Great career advice, courtesy HN


Often times, there are real nuggets in the comments section of a story posted on HN. I have, like my cohort who read HN, started reading comments first to determine whether the article is worth reading. While this doesn't give the requisite traffic to the source website and ends up taking up a lot more time than if I read the article, folks chiming in on the discussion have amazed me with their insights.

Here is the comment, pasted verbatim (thanks to braythwayt):
If you are sincerely interested in quashing abuse, and if the risk of being laid off does not frighten you, forget about the numbers and let’s talk about quashing abuse.
Twitter gets extremely mixed reviews from people who are the targets of abuse, and I believe I am putting that conservatively.
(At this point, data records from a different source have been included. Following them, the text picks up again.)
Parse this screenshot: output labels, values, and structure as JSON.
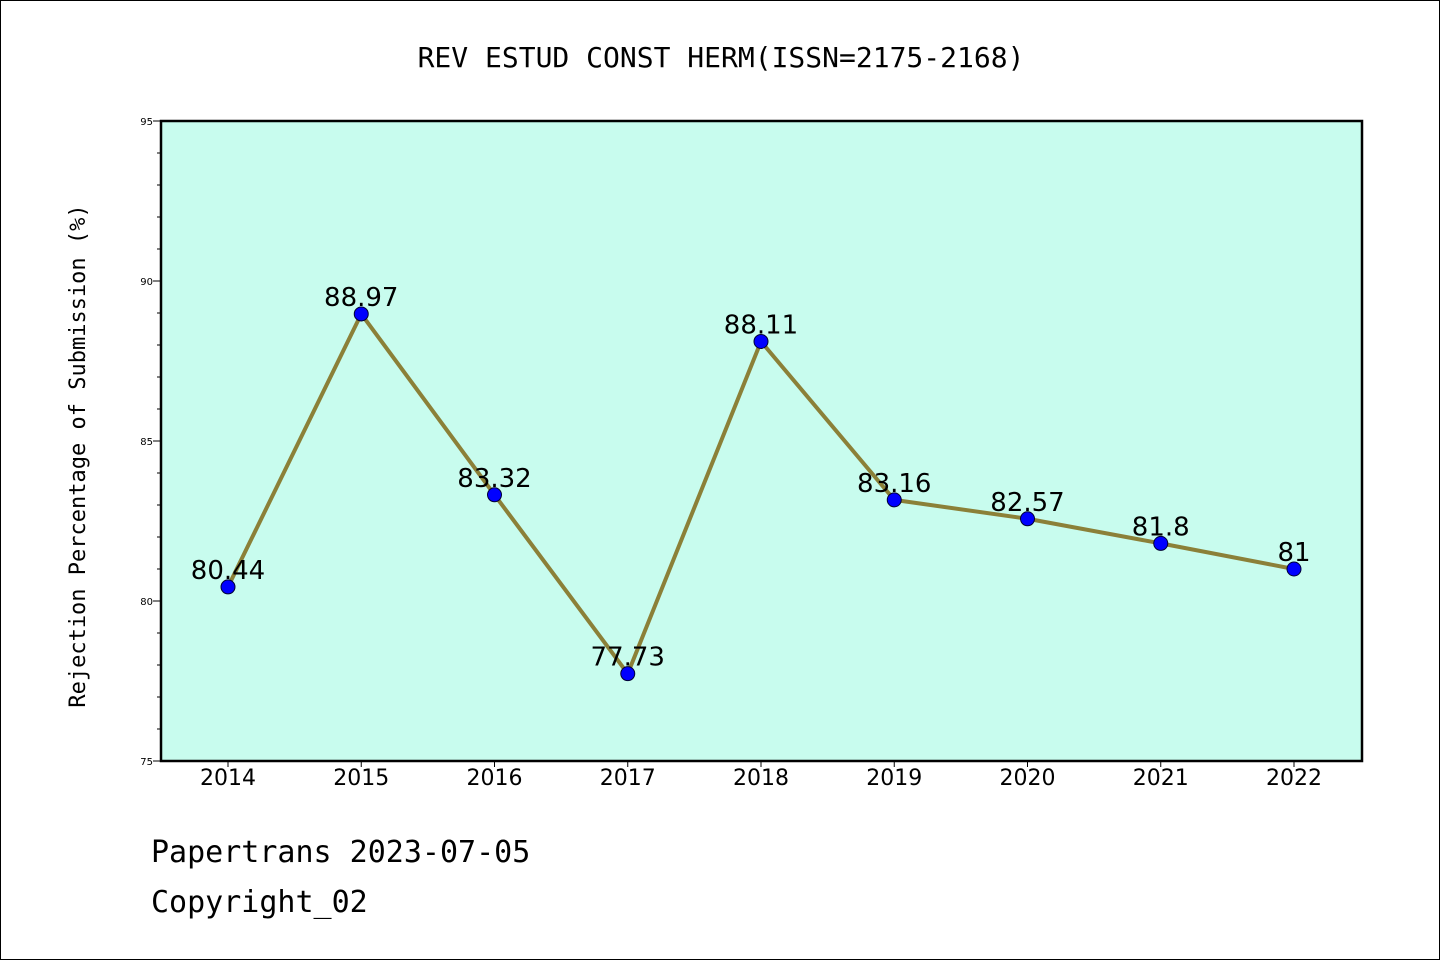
{
  "footer": {
    "line1": "Papertrans 2023-07-05",
    "line2": "Copyright_02"
  },
  "chart_data": {
    "type": "line",
    "title": "REV ESTUD CONST HERM(ISSN=2175-2168)",
    "xlabel": "",
    "ylabel": "Rejection Percentage of Submission (%)",
    "categories": [
      "2014",
      "2015",
      "2016",
      "2017",
      "2018",
      "2019",
      "2020",
      "2021",
      "2022"
    ],
    "values": [
      80.44,
      88.97,
      83.32,
      77.73,
      88.11,
      83.16,
      82.57,
      81.8,
      81
    ],
    "data_labels": [
      "80.44",
      "88.97",
      "83.32",
      "77.73",
      "88.11",
      "83.16",
      "82.57",
      "81.8",
      "81"
    ],
    "ylim": [
      75,
      95
    ],
    "yticks": [
      75,
      80,
      85,
      90,
      95
    ],
    "grid": false,
    "colors": {
      "plot_background": "#c8fcee",
      "line": "#8b8038",
      "marker": "#0000ff"
    }
  }
}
So, what I would ask is not whether they are going to lay me off because they run out of money, but whether I am going to quit because when I get inside, I discover that they are not going to actually do much about it.
If Twitter has had a come-to-jesus moment about abuse, and there are no structural obstacles to doing something about abuse, this could be a job where you will one day look back and say, “I was part of the team that turned the corner on Twitter’s biggest problem. I made a difference.”
On the other hand, if Twitter doesn’t have quashing abuse in its cultural DNA, or if there are deep structural obstacles to quashing abuse, then you may discover that you cannot actually make a difference. That can be soul-crushing if you are passionate about the work.
I am not making a claim one way or the other about where Twitter is with this, I’m just suggesting that if you are motivated by making a difference, the biggest thing to figure out is whether you will actually be able to make a difference.
IMO, this matters more than the financial risk.
Note, not all commenters are this articulate. There is no dearth of trolls on HN. That's just the nature of online discourse.